Single by Naughty by Nature featuring Phiness

from the album Nineteen Naughty Nine: Nature's Fury
- B-side: "On the Run"; "Live or Die";
- Released: October 5, 1999
- Length: 4:08
- Label: Arista
- Songwriters: Kier Gist; Vincent Brown; Anthony Criss; Davide Romani; Tanyayette Willoughby;
- Producer: Naughty by Nature

Naughty by Nature singles chronology
| "Jamboree" (1999) | "Holiday" (1999) | "Feels Good (Don't Worry Bout a Thing)" (2002) |

Music video
- "Holiday" on YouTube

= Holiday (Naughty by Nature song) =

1999 song by Naughty by Nature

"Holiday" is the fourth and final single released from American hip hop trio Naughty by Nature's fifth album, Nineteen Naughty Nine: Nature's Fury. The song is built around a slowed-down sample of Change's 1980 single "A Lover's Holiday", written by Davide Romani and Tanyayette Willoughby. "Holiday" was released in October 1999 and was the final release that Naughty by Nature released during their short-lived tenure at Arista Records.

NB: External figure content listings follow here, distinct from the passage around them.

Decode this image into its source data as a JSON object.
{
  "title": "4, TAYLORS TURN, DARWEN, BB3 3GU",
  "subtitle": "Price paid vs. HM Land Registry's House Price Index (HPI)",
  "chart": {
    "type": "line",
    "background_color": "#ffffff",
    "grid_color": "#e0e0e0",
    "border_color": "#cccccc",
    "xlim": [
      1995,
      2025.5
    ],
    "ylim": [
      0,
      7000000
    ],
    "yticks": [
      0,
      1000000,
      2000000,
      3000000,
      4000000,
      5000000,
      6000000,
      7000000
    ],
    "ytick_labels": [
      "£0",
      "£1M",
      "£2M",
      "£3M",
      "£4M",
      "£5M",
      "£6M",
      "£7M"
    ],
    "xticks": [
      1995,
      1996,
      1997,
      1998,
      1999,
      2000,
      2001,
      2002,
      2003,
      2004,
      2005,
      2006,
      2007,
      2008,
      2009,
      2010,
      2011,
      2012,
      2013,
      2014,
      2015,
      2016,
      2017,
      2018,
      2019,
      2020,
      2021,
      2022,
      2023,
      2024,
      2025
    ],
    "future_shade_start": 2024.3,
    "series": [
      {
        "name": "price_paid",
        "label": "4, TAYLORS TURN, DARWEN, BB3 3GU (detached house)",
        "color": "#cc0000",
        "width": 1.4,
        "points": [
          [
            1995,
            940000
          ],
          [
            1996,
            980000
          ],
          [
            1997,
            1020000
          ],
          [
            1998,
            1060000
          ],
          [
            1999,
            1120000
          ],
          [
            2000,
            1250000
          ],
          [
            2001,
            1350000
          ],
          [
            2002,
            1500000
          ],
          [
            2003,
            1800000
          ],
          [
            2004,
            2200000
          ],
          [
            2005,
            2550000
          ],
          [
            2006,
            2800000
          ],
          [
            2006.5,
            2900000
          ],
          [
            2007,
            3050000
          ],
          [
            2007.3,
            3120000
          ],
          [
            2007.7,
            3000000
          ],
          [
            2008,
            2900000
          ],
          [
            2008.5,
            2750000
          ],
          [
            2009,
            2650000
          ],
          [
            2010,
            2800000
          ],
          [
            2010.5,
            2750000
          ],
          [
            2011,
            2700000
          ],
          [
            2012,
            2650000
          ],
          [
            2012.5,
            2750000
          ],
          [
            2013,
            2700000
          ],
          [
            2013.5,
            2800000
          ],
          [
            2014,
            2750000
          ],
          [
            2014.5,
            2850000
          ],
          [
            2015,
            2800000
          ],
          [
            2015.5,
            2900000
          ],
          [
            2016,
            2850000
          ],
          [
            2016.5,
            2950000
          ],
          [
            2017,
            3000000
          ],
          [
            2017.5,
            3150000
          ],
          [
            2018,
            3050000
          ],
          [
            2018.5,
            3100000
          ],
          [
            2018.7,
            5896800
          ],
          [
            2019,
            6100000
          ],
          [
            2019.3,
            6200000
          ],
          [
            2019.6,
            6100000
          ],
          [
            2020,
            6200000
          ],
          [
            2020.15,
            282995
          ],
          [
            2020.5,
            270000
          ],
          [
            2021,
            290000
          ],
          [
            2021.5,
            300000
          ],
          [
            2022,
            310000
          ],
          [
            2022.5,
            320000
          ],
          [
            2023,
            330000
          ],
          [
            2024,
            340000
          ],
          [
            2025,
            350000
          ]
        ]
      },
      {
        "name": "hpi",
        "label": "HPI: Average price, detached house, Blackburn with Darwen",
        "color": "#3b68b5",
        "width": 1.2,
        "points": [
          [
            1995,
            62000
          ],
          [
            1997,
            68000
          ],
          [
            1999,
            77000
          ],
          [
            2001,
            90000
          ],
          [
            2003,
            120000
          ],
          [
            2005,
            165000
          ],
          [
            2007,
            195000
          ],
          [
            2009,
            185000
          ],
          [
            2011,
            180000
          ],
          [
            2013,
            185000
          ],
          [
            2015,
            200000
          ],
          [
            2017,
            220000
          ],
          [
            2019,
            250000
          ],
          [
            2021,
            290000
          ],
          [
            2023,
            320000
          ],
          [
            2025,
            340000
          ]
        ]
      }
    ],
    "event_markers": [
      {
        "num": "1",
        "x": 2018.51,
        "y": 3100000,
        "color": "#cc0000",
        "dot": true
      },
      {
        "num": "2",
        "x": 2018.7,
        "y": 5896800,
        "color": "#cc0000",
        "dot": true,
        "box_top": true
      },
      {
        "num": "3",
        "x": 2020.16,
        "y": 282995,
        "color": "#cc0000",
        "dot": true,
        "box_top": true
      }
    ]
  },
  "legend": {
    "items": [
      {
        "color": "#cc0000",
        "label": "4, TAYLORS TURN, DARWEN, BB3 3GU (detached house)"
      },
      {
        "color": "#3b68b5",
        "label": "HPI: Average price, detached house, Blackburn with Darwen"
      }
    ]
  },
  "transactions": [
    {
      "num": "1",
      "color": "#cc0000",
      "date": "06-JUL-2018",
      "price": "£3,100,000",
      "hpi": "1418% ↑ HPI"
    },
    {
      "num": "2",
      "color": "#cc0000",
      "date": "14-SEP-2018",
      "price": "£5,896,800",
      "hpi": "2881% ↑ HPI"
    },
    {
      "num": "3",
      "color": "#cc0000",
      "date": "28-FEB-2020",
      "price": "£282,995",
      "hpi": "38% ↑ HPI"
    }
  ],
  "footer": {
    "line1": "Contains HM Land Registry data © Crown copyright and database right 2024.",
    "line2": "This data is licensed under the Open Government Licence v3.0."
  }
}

"Holiday" narrowly missed the US Billboard Hot R&B/Hip-Hop Singles & Tracks chart, instead making it to number one on the Bubbling Under R&B/Hip-Hop Singles listing. Worldwide, the single reached number six on Canada's RPM Dance chart, number eight in Australia, and number 50 in France.

==Track listings==
Australian and European CD single
1. "Holiday" (radio mix) – 4:10
2. "Holiday" (Hot 40 remix) – 3:59
3. "Holiday" (radio mix instrumental) – 4:10
4. "On the Run" (radio mix) – 3:21
5. "On the Run" (radio mix instrumental) – 3:21

French CD and 12-inch single
1. "Holiday" – 4:08
2. "Live or Die" (radio mix) – 3:41

==Charts==

===Weekly charts===

| Chart (1999–2000) | Peak position |
|---|---|
| Australia (ARIA) | 8 |
| Canada Dance/Urban (RPM) | 6 |
| France (SNEP) | 50 |
| US Bubbling Under R&B/Hip-Hop Songs (Billboard) | 1 |

===Year-end charts===

| Chart (2000) | Position |
|---|---|
| Australia (ARIA) | 37 |

==Certifications==

| Region | Certification | Certified units/sales |
| Australia (ARIA) | Platinum | 70,000^{^} |
^{^} Shipments figures based on certification alone.